O Brasil de 2016 está em crise, é verdade. Mas que tipo de crise? Uma crise econômica? Política? Uma crise de valores? Uma crise na educação, na saúde, na segurança? Ou talvez uma crise existencial? Ou tudo isso junto? Na verdade, talvez alguém se sinta inclinado a dizer que o Brasil é, praticamente, o país de todas as crises possíveis de que se possa imaginar. Principalmente agora que, ao que parece, a ideia de crise parece ter virado moda para uma nova classe de indivíduos “extremamente interessados” nos assuntos políticos de nosso país. Isso nos leva à seguinte pergunta: seria esse um novo movimento de brasileiros educados, politizados, eticamente responsáveis e interessados no bem comum e no fortalecimento de nossa tão sonhada república do futuro? Em outras palavras: seria esse um movimento republicano? A isso respondo: não creio.

Assumindo que não existe neutralidade ideológica quando se discute assuntos políticos mas, ao mesmo tempo, assumindo também meu interesse no diálogo fundamentado na razão e pautado na ética, gostaria de abordar essa questão de uma perspectiva republicana e, portanto, conciliadora.

O Brasil é uma república. Isso significa que todos os seus cidadãos têm parte e interesse em sua manutenção, assim como direitos e responsabilidades para com ela. Ainda que cada indivíduo tenha seus próprios interesses e aja de acordo com eles; ainda que diferentes grupos ou classes sociais também ajam de acordo com seus próprios interesses; ainda que esses interesses sejam, muitas vezes, conflitantes; a nenhum indivíduo ou grupo – incluindo a classe política e jurídica – é dado o direito de adotar ações que desestabilizem ou até mesmo inviabilizem a continuação dessa república. Infelizmente, no Brasil atual, a desestabilização da república parece ser exatamente o que está acontecendo.

Uma república pode ser ameaçada de várias maneiras. Não cabe a esse pequeno ensaio descrever ou investigar todas elas. Entretanto, considerando a questão de forma abstrata – tal como se espera de um filósofo –, eu diria que a república brasileira – isto é, essa de 2016 – está ameaçada por um conjunto de ações que considero anti-republicanas. O que seria, então, uma ação anti-republicana?
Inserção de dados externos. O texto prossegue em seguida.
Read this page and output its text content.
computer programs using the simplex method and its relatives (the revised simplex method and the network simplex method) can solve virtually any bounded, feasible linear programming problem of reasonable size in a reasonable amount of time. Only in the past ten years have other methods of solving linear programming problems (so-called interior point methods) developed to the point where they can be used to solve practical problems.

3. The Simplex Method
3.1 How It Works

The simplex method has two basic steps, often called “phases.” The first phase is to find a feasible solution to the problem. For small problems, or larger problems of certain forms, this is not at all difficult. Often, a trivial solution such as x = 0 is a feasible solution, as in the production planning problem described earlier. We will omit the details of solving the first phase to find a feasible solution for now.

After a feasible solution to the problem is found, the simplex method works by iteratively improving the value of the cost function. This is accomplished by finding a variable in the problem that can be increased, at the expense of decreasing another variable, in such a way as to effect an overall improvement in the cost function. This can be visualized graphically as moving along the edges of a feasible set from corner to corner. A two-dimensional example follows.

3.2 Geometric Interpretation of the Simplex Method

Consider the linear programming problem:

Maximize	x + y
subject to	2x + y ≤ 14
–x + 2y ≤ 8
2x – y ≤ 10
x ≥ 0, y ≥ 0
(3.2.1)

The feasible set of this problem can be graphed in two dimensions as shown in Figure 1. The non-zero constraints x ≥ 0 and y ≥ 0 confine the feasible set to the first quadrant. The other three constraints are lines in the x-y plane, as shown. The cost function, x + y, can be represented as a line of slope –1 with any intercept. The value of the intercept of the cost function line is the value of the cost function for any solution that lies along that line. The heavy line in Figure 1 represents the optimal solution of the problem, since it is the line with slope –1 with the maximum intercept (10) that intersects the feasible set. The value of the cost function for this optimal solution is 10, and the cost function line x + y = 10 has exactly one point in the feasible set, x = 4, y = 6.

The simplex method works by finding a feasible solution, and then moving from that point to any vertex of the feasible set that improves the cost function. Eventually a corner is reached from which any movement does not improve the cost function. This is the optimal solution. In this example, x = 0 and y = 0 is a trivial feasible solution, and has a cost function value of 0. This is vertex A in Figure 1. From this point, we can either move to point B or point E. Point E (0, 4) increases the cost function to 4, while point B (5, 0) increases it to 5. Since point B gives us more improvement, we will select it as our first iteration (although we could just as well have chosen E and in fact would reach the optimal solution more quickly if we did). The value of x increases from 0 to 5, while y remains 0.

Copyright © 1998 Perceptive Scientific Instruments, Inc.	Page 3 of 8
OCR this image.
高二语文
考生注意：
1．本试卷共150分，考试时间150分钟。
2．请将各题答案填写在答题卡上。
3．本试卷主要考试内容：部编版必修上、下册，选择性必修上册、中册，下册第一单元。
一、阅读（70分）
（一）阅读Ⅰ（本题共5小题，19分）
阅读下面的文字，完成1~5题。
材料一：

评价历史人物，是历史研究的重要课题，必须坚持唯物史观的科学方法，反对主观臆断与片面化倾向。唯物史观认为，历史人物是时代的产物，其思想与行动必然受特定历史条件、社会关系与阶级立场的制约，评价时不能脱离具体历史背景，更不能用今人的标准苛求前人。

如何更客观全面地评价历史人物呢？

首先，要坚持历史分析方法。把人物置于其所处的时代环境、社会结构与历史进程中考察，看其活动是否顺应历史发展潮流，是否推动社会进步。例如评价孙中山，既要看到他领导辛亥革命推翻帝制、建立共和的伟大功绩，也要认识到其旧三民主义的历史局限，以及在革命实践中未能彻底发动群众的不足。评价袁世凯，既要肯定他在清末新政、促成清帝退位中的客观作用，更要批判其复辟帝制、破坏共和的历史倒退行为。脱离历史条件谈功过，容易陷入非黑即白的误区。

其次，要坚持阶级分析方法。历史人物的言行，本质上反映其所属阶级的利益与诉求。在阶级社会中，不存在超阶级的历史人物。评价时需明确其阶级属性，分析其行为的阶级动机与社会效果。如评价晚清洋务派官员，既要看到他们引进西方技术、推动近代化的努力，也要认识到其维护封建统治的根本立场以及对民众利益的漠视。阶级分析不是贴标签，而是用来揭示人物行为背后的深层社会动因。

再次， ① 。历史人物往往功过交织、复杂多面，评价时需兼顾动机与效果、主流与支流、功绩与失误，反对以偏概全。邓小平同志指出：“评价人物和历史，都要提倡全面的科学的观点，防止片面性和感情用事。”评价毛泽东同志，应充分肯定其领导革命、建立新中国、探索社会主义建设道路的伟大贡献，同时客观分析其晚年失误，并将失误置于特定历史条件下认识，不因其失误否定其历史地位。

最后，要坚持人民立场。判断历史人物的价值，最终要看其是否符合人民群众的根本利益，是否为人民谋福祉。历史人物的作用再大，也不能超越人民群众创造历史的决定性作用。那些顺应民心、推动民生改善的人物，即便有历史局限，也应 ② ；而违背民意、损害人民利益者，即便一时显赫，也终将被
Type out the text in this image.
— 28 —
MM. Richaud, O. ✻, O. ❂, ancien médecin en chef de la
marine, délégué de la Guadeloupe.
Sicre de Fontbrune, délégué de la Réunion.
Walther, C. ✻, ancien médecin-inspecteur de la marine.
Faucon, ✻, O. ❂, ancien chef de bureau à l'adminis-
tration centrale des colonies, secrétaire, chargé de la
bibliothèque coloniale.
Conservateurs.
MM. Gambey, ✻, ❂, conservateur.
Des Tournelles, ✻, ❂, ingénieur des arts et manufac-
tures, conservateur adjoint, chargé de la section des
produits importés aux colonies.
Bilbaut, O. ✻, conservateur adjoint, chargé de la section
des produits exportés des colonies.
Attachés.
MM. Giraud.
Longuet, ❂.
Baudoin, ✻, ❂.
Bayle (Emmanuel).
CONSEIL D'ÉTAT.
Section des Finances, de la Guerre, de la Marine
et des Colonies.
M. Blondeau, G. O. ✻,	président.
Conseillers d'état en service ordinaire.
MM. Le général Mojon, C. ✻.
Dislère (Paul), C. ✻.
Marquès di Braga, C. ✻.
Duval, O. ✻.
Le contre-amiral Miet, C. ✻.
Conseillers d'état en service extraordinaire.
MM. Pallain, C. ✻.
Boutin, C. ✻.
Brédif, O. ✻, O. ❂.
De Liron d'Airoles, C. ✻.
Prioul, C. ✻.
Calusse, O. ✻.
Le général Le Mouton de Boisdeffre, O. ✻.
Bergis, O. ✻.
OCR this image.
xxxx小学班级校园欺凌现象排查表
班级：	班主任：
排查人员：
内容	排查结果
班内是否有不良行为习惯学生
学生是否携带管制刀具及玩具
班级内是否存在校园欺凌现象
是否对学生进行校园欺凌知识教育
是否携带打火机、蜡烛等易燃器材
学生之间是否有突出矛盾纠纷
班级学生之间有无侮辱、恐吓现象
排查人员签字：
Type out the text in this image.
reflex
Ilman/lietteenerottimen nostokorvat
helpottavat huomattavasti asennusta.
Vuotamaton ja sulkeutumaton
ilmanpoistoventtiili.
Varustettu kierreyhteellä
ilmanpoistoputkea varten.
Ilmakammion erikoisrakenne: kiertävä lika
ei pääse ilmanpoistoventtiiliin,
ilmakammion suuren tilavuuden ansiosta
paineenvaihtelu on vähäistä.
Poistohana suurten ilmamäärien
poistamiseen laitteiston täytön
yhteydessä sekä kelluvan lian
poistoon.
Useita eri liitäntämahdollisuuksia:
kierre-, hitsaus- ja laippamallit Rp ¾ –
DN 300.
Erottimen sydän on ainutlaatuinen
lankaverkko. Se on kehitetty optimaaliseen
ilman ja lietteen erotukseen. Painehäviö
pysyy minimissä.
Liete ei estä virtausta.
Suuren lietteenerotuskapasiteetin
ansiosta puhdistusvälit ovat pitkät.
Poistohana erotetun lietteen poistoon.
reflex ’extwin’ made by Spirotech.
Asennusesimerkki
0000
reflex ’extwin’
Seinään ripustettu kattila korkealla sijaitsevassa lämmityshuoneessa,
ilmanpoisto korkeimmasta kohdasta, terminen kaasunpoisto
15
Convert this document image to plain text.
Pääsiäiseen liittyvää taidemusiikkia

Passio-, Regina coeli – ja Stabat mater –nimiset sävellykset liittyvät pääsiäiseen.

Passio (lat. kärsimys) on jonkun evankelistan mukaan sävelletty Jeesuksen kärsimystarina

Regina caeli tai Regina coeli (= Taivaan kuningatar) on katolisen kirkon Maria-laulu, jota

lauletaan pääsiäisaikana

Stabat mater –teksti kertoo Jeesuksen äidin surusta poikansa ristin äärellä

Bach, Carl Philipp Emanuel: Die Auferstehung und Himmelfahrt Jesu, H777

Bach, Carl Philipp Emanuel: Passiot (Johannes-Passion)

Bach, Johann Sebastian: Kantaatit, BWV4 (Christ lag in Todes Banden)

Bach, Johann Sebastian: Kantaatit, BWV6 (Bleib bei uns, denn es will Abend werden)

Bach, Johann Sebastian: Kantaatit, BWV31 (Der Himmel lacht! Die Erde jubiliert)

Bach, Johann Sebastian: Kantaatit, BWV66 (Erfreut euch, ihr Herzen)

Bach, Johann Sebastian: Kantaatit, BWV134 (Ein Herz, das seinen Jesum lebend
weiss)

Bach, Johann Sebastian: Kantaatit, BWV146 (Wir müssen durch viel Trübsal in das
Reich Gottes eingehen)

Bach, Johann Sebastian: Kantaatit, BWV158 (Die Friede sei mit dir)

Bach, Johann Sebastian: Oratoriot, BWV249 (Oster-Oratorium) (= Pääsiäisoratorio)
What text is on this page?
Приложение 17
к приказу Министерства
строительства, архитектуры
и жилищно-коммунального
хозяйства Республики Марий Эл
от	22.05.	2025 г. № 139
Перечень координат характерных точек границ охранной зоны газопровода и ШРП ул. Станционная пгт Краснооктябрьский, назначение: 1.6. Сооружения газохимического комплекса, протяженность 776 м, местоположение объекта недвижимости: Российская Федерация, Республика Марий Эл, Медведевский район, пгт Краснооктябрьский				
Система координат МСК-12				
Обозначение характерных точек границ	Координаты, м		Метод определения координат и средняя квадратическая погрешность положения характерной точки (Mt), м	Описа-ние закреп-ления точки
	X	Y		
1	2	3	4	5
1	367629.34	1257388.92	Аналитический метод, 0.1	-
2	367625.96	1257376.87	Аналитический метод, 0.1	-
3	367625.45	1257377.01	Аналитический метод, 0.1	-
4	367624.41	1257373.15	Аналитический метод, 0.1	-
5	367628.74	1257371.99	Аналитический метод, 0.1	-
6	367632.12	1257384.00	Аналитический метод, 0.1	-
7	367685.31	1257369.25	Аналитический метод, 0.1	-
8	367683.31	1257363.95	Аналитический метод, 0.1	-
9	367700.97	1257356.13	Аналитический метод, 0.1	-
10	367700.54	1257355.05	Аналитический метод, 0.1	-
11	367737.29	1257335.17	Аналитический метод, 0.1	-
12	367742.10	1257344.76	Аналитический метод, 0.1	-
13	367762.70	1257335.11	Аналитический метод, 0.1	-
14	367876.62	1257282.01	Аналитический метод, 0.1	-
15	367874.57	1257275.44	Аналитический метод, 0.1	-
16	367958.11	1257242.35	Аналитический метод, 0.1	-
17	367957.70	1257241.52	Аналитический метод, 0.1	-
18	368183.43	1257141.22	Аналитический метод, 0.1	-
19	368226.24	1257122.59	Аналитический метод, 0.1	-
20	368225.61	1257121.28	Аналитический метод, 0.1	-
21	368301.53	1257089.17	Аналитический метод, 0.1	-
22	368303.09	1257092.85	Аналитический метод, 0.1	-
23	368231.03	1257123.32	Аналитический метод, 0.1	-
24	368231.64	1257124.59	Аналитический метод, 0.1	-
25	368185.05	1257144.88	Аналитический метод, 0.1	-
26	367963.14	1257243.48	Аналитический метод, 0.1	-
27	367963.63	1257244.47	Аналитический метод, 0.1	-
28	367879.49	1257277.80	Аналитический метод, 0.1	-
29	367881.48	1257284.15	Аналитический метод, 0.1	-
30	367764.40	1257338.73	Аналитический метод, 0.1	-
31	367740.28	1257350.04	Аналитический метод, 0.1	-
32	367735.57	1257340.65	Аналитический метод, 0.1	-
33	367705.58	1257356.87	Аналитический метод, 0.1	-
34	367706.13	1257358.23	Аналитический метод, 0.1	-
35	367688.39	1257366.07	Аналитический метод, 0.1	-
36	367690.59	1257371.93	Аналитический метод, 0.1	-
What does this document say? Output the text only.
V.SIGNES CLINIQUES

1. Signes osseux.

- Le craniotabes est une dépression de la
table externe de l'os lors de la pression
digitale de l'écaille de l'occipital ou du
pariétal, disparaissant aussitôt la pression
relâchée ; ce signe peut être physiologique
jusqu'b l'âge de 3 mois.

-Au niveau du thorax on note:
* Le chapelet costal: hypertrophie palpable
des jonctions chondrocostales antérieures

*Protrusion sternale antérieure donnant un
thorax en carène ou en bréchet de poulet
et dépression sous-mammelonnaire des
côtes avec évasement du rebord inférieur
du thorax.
Entendo uma ação anti-republicana como aquela que atenta contra a república, isto é, que atenta contra uma entidade estabelecida por um pacto social e que visa o interesse comum – e que define, em seu texto constitucional, a extensão e os pormenores desse pacto. Em contraste, um indivíduo republicano age em prol de sua república, isto é, em prol do pacto republicano ao qual está submetido, ciente dos detalhes deste pacto e capaz de fazer acordos com outros indivíduos ou grupos, no intuito de mantê-lo.

Um verdadeiro republicano – concedam-me esse artifício retórico – é um indivíduo politizado. Um indivíduo politizado, por sua vez, é aquele que se interessa e participa ativamente da vida política de seu país. Obviamente, essa participação não se resume a votar em eleições. Vale ressaltar, também, que não existe uma conexão necessária entre se filiar a um partido político, fazer campanha por ele (ou por uma pessoa), participar de movimentos sociais e ser um indivíduo politizado. Por que não? Porque, assim sustento, um indivíduo verdadeiramente politizado é, necessariamente, um indivíduo bem educado.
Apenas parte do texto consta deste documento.